During admission for major LEA, women with T1DM had a higher IHM, which remained unchanged after the multivariable regression analysis. Results on the influence of sex on IHM following LEA are contradictory. Various studies found that amputation was more frequent in men than in women ; however, female sex was a predictor of in-hospital mortality after LEA in a previous study in Spain . Gurney et al.  found little difference between the sexes in terms of the adjusted risk of postoperative mortality (90 days) and concluded that female patients who undergo amputation are similar to their male counterparts in terms of the underlying risk factors for postoperative mortality.
Gender differences in glucose control in T1DM subjects, with women showing a worst glucose control possibly due to pathophysiologic differences rather than the care provided, could also contribute to the differences observed .
It has been repeatedly demonstrated that the presence of diabetes increases the risk burden for cardiovascular complications among females. The mechanisms involved in the excess risk for vascular complications due to diabetes in females are the object of discussion and investigation and include hormonal factors, genetic predisposition linked to sex dimorphism, and sex-related inequalities in treatment or socio-economic status, which individually or together seem to contribute to the higher incidence in females [28, 29]. Indeed, in Spain, a sex gap has been reported in the impact of diabetes on IHM after major cardiovascular events . The multifactorial causes for excess risk among women with T1DM require further investigation.
In our investigation, as reported in previous studies, the comorbidities that were significant predictors for death after LEA included PAD, ischemic heart disease or chronic kidney disease [31,32,33,34]. Morbach et al., found that the long-term survival after LEA is poor, especially among people with diabetes with concomitant PAD, renal insufficiency or the combination of both . Diabetic patients with PAD, compared with those without PAD, have a higher risk of cardiovascular and all-cause mortality .
Interestingly, in our study neuropathy was not significantly associated with death as reported before . Even more, Cascini et al. reported a protective effect of neuropathy on mortality after major LEA. We agree with these authors that a possible explanation is a differential under-reporting in hospital charts of peripheral neuropathy . Indeed, the diagnosis of neuropathy is a complex process and requires expertise that is not always available .

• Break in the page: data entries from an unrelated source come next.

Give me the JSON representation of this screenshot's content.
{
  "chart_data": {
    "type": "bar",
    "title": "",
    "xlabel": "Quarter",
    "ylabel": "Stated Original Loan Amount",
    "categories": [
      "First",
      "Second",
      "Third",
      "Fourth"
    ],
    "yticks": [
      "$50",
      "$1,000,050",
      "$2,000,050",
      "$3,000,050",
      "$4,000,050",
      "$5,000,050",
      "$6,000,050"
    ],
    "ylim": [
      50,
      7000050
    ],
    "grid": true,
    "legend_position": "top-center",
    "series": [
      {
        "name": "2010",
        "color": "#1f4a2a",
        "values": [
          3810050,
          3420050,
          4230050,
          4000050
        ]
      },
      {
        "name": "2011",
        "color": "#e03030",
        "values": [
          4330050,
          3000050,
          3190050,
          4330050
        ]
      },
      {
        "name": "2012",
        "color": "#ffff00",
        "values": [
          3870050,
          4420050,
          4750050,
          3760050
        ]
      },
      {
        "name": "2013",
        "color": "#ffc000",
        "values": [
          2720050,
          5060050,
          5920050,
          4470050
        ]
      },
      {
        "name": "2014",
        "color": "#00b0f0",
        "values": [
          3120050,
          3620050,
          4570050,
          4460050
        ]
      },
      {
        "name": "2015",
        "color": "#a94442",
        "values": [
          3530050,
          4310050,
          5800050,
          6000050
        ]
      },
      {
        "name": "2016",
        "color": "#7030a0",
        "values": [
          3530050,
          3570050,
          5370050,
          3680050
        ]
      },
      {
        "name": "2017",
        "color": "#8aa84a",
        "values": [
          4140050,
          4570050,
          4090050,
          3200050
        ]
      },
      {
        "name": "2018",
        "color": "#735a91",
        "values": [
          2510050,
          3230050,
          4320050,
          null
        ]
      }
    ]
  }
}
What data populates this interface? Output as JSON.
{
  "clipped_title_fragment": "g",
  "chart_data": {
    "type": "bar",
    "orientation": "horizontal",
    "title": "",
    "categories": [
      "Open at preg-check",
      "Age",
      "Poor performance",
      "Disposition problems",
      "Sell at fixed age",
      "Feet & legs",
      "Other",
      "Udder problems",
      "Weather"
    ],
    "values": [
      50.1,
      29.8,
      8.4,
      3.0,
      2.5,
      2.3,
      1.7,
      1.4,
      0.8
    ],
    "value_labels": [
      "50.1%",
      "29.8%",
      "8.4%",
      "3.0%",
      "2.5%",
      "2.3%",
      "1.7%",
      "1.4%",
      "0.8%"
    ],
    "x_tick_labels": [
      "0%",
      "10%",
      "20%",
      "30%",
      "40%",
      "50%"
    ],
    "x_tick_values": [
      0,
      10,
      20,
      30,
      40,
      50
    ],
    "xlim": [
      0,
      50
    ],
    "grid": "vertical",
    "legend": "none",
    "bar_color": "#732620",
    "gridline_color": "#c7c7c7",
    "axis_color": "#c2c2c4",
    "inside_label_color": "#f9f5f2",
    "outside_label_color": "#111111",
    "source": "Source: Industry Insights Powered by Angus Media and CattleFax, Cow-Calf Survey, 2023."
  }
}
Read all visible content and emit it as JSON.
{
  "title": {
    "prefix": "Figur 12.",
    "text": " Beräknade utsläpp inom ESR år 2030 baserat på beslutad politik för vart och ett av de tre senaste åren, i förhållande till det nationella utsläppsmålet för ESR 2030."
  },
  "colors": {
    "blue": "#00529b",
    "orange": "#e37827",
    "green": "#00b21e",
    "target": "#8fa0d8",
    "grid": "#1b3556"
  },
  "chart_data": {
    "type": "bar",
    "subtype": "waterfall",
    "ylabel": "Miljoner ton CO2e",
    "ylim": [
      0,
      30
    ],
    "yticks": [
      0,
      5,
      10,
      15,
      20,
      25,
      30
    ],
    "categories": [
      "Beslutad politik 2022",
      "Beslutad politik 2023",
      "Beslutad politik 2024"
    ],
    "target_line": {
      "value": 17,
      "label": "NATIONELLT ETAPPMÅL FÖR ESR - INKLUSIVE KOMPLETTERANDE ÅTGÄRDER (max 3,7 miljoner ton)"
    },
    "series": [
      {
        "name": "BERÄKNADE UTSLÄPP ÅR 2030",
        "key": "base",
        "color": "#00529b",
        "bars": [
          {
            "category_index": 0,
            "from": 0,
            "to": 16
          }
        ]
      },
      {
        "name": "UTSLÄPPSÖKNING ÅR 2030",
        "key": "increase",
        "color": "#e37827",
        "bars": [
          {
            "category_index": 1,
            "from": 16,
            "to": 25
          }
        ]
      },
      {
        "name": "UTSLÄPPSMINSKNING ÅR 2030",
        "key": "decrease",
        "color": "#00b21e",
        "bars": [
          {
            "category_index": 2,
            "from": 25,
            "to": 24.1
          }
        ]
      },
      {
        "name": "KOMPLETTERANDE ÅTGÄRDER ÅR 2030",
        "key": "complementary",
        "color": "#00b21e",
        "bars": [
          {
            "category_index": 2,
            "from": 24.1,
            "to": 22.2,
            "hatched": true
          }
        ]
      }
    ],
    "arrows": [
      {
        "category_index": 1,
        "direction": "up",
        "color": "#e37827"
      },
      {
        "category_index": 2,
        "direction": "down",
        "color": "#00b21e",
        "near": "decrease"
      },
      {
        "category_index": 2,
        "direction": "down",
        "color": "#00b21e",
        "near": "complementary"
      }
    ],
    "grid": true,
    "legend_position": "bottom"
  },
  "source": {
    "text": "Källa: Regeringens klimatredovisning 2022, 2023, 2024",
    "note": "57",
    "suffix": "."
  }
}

The strength of our study lies in its large sample size (6,011 nontraumatic LEA procedures in patients with T1DM), coverage of an entire country (> 95% of all hospital admissions), and standardized methodology (extensively used for research in Spain, combined with the reliability of diabetes and LEA coding in the RAE-CMBD) [5, 6, 30]. Nevertheless, our study is subject to a series of limitations. Our data were obtained from an administrative database supported by the information that physicians recorded in the discharge report; therefore, the database lacks information on clinical characteristics, glycaemic control, medical treatments, and time with T1DM. Another limitation is that anonymity precludes the extraction of specific data that may affect the results (i.e., people who moved from one hospital to another could appear twice). However, Buckley et al.  detected high levels of agreement between hospital discharge data and medical records for LEA and diabetes and suggested that hospital discharge data are sufficiently reliable for monitoring trends in LEA in people with diabetes. In our opinion, the strengths of this study and its uniqueness clearly outweigh its limitations.